# Cg Programming/Unity/Computing Color Histograms

A cat picture.
Color histogram of the cat picture above with the horizontal axis representing RGB values and the vertical axis representing the frequency of these values.

This tutorial shows how to compute a color histogram of an image with the help of compute shaders in Unity. In particular, it shows how to use an atomic function such that multiple threads (i.e., multiple calls to a compute shader function) can access the same memory location. It also shows how to use compute buffers. If you are not familiar with compute shaders in Unity, you should read Section “Computing Image Effects” first. Note that compute shaders are not supported on macOS.

## Computing Color Histograms in General

An RGB color histogram of an image is a bar chart that shows for each value of the red, green, and blue channel, how many pixels of the image feature that value. For example, how many pixels have a red value of 0, how many pixels have a green value of 0, etc. For a color resolution of 8 bits, there are 256 possible values (0 to 255) of the red, green, and blue channels; thus, a RGB color histogram specifies 3 × 256 = 768 numbers. If an alpha channel is also included, the RGBA color histogram consists of 4 × 256 = 1024 numbers.
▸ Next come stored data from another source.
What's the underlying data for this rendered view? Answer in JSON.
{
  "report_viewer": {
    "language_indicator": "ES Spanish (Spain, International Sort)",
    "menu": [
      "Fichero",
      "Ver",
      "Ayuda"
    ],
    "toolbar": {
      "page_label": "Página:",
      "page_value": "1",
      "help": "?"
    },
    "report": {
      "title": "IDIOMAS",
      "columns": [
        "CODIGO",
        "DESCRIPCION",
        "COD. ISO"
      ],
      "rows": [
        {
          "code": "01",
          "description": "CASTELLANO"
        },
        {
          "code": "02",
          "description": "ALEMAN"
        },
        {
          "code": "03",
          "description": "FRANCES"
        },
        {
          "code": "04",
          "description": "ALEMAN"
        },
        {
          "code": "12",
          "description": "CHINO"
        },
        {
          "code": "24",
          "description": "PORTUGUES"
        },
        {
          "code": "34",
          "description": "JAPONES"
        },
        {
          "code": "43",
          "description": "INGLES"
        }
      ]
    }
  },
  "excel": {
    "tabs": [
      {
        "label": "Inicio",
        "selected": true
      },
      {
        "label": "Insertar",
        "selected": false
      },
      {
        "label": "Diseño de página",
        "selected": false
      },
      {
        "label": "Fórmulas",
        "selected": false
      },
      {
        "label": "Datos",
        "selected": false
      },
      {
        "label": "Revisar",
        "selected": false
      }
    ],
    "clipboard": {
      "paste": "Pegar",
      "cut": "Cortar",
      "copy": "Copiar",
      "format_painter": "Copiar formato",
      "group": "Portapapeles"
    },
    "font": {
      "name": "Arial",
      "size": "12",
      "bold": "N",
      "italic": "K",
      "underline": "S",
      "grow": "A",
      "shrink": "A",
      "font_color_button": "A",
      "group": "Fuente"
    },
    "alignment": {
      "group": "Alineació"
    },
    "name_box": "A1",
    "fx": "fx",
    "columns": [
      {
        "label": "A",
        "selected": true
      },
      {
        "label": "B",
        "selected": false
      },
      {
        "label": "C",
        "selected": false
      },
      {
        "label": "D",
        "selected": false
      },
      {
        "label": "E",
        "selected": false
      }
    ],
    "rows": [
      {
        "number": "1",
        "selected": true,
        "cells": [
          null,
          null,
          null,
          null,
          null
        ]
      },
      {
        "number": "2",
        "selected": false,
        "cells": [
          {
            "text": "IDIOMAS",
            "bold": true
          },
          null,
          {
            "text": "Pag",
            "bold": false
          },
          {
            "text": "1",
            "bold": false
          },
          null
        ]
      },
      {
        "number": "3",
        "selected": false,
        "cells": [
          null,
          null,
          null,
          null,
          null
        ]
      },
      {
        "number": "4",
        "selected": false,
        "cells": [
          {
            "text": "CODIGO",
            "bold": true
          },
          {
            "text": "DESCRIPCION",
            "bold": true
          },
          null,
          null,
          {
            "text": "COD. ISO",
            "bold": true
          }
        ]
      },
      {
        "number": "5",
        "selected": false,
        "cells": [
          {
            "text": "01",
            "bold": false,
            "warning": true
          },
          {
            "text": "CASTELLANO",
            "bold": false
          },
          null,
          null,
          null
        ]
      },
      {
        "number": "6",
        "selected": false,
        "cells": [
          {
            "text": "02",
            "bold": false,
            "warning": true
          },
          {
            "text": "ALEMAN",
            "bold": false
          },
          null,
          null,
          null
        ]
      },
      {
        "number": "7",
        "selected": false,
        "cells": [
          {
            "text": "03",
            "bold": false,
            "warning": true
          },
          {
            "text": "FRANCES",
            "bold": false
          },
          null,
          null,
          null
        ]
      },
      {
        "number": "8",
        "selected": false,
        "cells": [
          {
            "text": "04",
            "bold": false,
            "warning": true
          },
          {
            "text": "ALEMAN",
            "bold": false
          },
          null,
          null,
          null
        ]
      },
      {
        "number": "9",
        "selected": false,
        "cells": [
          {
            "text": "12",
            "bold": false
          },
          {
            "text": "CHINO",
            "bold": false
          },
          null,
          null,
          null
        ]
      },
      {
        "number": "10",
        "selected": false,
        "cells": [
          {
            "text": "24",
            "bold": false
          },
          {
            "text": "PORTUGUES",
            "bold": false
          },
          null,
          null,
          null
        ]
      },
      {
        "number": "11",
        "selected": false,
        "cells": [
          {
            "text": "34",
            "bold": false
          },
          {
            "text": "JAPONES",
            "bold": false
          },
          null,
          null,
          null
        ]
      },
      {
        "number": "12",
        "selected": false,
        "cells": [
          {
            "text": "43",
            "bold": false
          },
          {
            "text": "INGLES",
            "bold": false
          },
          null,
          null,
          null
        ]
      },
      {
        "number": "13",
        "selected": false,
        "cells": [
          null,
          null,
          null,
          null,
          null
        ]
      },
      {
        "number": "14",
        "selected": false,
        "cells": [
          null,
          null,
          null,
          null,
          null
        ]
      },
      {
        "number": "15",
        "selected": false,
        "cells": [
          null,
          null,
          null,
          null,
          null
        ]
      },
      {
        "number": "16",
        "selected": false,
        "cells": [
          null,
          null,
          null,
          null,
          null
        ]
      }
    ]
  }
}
To compute such an RGBA color histogram, a program would first initialize the 1024 numbers of the histogram to 0. Then it looks at each pixel of the image and increment (by 1) the four numbers in the histogram for the specific red, green, blue, and alpha values of the pixel. Since the same operations are performed for each pixel, this problem is easy to parallelize, except that two different threads for two different pixels might try to increment the same number of the histogram at the same time, which can lead to problems that are called race conditions. These problems can be avoided if the operation to increment one of the numbers of the histogram is an atomic operation, i.e., if it cannot be interrupted by other threads. This is what we use in the compute shader of this tutorial.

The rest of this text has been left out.